The minister, Anurag Thakur, could disclaim any connection with the shooter, but the cause and effect is obvious – such speeches act as encouragement to those who are already charged up, burning with fanaticism and hatred. “Yeh lo azaadi (Take your freedom),” shouted the assailant, indicating that in his mind, those protesting the government’s move are somehow traitors wanting to secede from India.
Such is the climate of hatred that has built up in the last few years. The young man’s action is a logical step forward in a sequence of mob lynchings, the unprovoked beating of students by storm troopers, heavy-handed police action against peaceful protestors and the like. Though there have been such cases all over India, especially in BJP-ruled states, Delhi, where the police forces directly report to the Union home ministry run by Amit Shah, has been particularly brutally targeted in recent weeks.
That is not surprising. The capital city goes to polls in early February and the BJP wants to win any which way. After doing poorly in three recent state elections, it is determined to wrench Delhi’s legislative assembly from the Aam Aadmi Party, which is basing its entire campaign on an agenda of development and on social services such as education and health.
In the BJP’s mind, violence and anti-minority propaganda will lead to polarisation and the party believes it will reap electoral benefits from this strategy. The protestors at Jamia Millia Islamia, where the shooting took place, and Shaheen Bagh, where hundreds of women have been sitting on the streets for weeks to register their opposition to the CAA and National Register of Citizens, have been painted as anti-nationals; that many of them are Muslim has figured prominently in the BJP’s messaging. The home minister has pointedly mentioned Shaheen Bagh in his speeches, and left no doubt in anyone’s mind that voting against the BJP would be an endorsement of the protestors, and thus, by implication, supportive of the nation’s enemies.

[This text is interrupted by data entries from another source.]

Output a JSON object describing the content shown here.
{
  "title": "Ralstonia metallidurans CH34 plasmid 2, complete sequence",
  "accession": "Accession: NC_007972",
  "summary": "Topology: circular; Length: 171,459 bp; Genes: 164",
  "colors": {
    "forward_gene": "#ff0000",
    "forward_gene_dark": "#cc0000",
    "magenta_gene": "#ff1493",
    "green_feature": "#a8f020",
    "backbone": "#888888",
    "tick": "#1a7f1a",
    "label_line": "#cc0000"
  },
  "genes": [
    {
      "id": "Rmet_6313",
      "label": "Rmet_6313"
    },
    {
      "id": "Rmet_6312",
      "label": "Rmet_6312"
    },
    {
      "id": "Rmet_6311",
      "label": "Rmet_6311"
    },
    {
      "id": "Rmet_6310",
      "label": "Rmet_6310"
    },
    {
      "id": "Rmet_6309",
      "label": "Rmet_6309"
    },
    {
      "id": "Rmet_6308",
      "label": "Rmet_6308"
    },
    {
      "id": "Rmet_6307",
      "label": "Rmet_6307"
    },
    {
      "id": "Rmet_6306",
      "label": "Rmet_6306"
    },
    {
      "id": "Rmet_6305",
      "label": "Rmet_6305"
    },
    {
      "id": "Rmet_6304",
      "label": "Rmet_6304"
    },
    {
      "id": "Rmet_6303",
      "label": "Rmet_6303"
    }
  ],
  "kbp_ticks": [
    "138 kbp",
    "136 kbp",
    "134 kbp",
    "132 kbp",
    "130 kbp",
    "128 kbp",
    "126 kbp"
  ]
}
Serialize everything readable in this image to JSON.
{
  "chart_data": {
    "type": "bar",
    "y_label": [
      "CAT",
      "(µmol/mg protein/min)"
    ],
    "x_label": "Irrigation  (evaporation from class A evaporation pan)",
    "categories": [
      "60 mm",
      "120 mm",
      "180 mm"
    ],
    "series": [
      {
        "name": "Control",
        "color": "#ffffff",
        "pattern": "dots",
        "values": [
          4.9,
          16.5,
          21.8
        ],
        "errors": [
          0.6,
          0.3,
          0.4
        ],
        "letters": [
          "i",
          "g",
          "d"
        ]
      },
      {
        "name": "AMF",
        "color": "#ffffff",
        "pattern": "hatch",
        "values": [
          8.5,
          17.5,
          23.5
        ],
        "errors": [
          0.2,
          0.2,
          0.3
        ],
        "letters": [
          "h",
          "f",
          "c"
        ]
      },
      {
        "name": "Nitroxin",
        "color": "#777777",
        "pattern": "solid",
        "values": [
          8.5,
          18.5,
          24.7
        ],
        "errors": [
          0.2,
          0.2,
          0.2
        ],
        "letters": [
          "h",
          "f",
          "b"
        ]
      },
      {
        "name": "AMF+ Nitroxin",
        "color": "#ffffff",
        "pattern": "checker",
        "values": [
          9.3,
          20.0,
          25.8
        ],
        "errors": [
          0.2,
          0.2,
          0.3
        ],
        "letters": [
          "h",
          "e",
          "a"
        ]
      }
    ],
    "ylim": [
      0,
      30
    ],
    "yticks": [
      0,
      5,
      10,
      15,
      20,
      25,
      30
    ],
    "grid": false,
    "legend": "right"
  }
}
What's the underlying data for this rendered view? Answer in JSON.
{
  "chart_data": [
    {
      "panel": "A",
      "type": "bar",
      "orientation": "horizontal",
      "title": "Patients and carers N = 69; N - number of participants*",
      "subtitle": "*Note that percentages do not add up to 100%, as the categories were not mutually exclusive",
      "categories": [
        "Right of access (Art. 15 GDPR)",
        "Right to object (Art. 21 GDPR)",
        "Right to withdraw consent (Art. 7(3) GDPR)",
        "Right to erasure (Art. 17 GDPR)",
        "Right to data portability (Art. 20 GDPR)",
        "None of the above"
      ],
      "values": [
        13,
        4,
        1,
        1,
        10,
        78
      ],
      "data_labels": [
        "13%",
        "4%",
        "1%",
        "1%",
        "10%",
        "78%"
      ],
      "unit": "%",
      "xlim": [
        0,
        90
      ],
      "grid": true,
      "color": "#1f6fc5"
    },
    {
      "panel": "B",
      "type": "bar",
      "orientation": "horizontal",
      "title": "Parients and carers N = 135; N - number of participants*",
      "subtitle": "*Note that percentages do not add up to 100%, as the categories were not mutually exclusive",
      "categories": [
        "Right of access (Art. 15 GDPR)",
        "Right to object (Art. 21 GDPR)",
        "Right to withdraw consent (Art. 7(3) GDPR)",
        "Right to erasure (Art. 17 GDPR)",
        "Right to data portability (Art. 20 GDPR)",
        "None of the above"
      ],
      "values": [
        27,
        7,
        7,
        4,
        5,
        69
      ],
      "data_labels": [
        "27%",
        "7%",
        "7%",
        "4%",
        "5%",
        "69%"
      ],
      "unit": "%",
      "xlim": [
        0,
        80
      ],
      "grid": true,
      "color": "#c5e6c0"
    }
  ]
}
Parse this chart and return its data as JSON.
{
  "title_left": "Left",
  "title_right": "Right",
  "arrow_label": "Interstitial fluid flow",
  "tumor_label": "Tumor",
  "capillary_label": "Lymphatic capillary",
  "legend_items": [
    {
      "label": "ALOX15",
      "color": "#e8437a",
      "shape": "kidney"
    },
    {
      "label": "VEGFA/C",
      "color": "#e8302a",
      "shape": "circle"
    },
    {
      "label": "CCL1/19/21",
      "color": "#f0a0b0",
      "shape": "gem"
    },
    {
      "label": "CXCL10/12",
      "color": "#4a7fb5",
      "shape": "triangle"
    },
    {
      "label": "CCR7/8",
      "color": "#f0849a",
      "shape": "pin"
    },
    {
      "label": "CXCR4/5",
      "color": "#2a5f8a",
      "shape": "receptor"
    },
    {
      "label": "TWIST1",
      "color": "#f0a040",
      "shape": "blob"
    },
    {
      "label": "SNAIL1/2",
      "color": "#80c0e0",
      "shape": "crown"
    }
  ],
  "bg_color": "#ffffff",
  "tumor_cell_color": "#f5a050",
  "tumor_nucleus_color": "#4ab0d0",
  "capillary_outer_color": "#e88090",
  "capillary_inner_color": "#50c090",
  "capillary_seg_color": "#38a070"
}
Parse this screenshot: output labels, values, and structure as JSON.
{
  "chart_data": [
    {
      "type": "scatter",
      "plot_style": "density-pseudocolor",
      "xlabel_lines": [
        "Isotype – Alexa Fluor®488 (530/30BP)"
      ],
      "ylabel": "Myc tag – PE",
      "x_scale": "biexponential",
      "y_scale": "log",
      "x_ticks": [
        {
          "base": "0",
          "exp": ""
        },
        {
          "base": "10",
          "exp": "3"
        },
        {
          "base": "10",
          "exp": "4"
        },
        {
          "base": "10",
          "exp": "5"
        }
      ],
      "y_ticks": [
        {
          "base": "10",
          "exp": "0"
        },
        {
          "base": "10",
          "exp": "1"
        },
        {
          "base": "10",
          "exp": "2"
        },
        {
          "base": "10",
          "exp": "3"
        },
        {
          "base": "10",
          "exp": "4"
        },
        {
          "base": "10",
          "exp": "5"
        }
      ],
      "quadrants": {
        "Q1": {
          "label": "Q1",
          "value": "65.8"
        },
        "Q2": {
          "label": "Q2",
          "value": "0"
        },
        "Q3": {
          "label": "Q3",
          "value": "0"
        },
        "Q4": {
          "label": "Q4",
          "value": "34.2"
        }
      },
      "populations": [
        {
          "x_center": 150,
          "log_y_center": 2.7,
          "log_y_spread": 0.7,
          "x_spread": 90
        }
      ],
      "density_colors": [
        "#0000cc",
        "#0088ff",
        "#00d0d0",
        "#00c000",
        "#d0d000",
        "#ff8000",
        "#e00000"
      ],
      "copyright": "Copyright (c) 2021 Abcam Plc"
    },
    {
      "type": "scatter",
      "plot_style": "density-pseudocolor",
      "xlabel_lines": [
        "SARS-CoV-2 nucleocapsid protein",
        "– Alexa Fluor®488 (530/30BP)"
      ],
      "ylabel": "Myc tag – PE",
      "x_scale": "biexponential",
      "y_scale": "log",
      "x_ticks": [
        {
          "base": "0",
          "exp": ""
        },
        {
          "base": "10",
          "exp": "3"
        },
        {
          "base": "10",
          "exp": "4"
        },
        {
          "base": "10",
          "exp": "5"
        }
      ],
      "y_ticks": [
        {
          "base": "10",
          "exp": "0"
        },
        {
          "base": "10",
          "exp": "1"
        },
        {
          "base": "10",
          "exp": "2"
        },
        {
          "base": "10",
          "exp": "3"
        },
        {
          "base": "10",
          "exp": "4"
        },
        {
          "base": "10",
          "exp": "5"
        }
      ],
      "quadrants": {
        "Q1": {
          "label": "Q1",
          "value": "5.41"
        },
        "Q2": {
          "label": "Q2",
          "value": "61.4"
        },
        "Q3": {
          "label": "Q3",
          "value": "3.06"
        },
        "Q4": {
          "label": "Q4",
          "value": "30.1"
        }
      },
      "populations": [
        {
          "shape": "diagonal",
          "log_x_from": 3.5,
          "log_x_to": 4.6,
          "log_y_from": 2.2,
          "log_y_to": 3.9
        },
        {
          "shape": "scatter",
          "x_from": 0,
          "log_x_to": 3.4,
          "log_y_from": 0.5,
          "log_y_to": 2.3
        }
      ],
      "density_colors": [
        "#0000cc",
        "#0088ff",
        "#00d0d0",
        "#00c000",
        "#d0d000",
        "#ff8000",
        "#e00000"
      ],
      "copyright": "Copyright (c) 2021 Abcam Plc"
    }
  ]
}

In this atmosphere, is it at all surprising that someone burning with hatred against all those he sees (and is told to see by people in power) as traitors, steps out and tries to gun them down? There may be many – scores, if not hundreds – of such radicals, all indoctrinated by the unending lies spread by the pro-government Hindutva-oriented ecosystem, which consists of politicians, social media and also a large section of mainstream media.
This section has played a particularly dangerous role in fanning hate in the last few years against those who oppose the BJP and the government, especially when they are minority communities. In the aftermath of the Jamia shooting, Republic TV, which left any pretence of professional journalism long ago, indulged in misleading reporting that bordered on victim-blaming. Other channels also did their best to suggest the shooter had been “provoked” by the anti-CAA protests, reprising the notorious ‘action-reaction’ theory Narendra Modi used to justify the 2002 Gujarat killings.
Bigotry has now become a currency; some use it with their words, others with their guns. As long as he continues to seek electoral dividends by exploiting anti-minority sentiments – and his latest speech indicates there is to be no let up – Amit Shah’s promise of action against the gunman carries no conviction.